Crossriggs is definitely a period piece and, like Trollope or Dickens, ones reading must slow to a careful pace. The sisters Findlater are excessive in their use of quotation marks. This can get confusing, as not only are conversations in quotes, but the characters thoughts are also in quotes. I found myself thinking “wait a minute did she actually say that?” “Oh no, she was just thinking it…” See how I use the quotations – confusing. Also, there’s a great many exclamation points, which again, is part and parcel of the period.
But this slow reading pace will reward the reader with some priceless observations and tidbits.
…the faint jangle of the door-bell (the Hopes’ door-bell sounded as if it had lost its voice from talking too much).
and this
“Things are so different when looked at from the outside! Of course they are, that is whey we make most of our mistakes in life.”
For me, the best part of Crossriggs was Alex, I really liked her spirit and found myself cheering her at every insurmountable turn.
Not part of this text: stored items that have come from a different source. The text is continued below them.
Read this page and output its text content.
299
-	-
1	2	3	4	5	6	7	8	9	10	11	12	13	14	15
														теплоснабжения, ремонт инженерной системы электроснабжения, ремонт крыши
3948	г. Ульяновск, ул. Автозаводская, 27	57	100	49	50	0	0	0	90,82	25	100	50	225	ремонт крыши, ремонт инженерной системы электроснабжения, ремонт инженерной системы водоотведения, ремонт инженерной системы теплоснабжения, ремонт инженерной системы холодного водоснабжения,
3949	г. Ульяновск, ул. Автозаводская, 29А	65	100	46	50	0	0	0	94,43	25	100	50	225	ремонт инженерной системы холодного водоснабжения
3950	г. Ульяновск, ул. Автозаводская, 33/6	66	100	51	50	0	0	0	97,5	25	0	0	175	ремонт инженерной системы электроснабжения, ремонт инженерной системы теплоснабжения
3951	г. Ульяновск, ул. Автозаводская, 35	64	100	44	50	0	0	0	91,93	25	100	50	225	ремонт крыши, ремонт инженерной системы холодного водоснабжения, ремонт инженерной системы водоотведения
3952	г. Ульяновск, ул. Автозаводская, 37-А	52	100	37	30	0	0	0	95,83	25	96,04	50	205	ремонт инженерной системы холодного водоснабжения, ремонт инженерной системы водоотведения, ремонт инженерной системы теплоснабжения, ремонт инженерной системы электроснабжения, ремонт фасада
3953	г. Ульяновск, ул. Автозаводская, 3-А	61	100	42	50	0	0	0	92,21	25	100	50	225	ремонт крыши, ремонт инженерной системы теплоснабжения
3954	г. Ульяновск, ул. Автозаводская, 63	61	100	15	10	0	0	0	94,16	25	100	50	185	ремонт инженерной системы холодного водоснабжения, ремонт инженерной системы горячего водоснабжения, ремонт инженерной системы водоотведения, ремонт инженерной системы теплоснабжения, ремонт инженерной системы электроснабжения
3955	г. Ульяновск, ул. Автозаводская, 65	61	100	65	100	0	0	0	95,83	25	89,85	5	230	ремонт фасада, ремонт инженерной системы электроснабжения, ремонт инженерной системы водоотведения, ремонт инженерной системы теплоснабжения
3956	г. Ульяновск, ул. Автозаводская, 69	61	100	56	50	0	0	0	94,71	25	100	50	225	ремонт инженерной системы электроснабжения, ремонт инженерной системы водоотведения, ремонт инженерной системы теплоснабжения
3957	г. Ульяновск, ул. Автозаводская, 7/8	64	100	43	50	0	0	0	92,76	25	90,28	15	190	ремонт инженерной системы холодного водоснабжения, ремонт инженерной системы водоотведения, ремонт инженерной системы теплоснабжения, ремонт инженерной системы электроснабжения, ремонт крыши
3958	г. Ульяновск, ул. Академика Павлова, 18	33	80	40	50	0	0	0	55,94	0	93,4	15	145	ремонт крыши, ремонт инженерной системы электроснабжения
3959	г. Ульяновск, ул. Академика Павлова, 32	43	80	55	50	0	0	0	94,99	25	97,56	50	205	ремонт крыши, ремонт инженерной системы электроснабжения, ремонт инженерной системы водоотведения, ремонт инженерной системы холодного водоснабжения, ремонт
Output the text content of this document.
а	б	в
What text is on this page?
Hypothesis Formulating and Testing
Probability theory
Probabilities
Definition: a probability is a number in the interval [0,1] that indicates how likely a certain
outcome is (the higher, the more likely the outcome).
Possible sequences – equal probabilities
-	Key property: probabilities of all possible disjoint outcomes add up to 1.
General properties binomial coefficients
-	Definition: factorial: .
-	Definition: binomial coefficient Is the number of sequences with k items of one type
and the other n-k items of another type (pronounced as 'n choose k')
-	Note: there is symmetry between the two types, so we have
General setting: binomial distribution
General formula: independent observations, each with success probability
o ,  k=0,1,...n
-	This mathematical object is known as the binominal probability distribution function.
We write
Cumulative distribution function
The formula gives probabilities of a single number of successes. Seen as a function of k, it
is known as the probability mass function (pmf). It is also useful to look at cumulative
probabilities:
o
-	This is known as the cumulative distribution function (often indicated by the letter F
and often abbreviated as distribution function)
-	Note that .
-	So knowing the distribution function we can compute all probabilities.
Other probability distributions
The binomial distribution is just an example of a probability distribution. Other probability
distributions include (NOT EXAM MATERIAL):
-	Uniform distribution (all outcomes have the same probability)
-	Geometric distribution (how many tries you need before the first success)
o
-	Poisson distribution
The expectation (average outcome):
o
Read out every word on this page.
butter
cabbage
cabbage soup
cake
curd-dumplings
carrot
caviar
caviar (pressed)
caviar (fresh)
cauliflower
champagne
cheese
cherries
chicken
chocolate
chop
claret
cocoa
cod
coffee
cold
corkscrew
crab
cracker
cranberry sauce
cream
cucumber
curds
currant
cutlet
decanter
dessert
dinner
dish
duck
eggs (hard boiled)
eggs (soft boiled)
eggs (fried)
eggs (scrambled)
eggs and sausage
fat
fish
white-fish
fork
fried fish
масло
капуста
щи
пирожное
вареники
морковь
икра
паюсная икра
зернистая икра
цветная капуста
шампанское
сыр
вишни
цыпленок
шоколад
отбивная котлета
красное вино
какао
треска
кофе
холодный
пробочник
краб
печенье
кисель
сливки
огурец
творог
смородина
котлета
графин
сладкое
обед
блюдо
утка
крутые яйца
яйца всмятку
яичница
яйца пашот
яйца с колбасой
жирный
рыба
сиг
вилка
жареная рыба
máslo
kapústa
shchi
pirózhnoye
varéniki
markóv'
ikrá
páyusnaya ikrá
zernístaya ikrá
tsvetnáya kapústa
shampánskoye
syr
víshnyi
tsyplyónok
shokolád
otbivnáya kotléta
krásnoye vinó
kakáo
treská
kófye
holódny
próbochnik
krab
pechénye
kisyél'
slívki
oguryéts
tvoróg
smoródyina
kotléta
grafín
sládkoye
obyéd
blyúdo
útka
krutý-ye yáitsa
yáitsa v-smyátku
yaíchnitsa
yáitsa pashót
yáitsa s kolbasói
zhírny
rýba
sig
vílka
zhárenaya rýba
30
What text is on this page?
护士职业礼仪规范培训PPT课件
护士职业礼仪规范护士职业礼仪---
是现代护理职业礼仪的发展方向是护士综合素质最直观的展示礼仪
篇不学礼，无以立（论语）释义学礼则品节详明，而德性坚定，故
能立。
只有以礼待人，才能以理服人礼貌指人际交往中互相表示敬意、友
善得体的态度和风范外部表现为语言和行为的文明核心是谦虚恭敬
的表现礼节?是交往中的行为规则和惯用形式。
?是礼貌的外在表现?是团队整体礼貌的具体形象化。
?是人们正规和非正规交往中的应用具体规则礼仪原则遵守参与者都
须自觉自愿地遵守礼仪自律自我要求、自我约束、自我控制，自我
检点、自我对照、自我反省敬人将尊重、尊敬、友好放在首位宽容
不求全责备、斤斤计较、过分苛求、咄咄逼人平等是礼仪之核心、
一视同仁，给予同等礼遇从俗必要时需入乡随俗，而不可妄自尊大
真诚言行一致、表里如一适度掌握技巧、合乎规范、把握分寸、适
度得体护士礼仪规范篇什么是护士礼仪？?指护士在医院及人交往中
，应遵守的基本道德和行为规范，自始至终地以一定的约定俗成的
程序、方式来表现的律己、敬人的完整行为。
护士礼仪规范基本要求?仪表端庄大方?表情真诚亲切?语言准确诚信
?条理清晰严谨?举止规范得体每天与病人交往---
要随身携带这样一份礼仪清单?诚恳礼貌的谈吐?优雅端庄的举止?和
Towards the end, a great trip is planned…and Alex remains Alex as with this rebuttal about needing a new dress:
“Pooh!, Alex cried. Clothes! Why Matilda, there’s the world – the great round, interesting world to see!”
And who could not relate to her ability to escape into books:
…Alex sat by the fire, snatching half an hour of reading before the children all came tumbling in again. Her thoughts were very far away, for she had the happy power of forgetting the outer world altogether when she read anything that interested her.
The plot takes some twists – some expected and unexpected (there’s an accidental death that shook me for hours), but it’s the village life, the characters and the observations that truly shine in this book.
Crossriggs may not be for everyone, but I adored it. It’s a slow, quiet read and spurred by my inter-library loan deadline, I stuck with it and am very happy to have made the effort. It was sad to send this copy of Crossriggs back home to Long Beach. I’m going to find my own copy to add to my library.
*I have a little book called Who’s Who in Jane Austen and the Brontes. I also have one for Dickens. Immensely helpful for all three authors.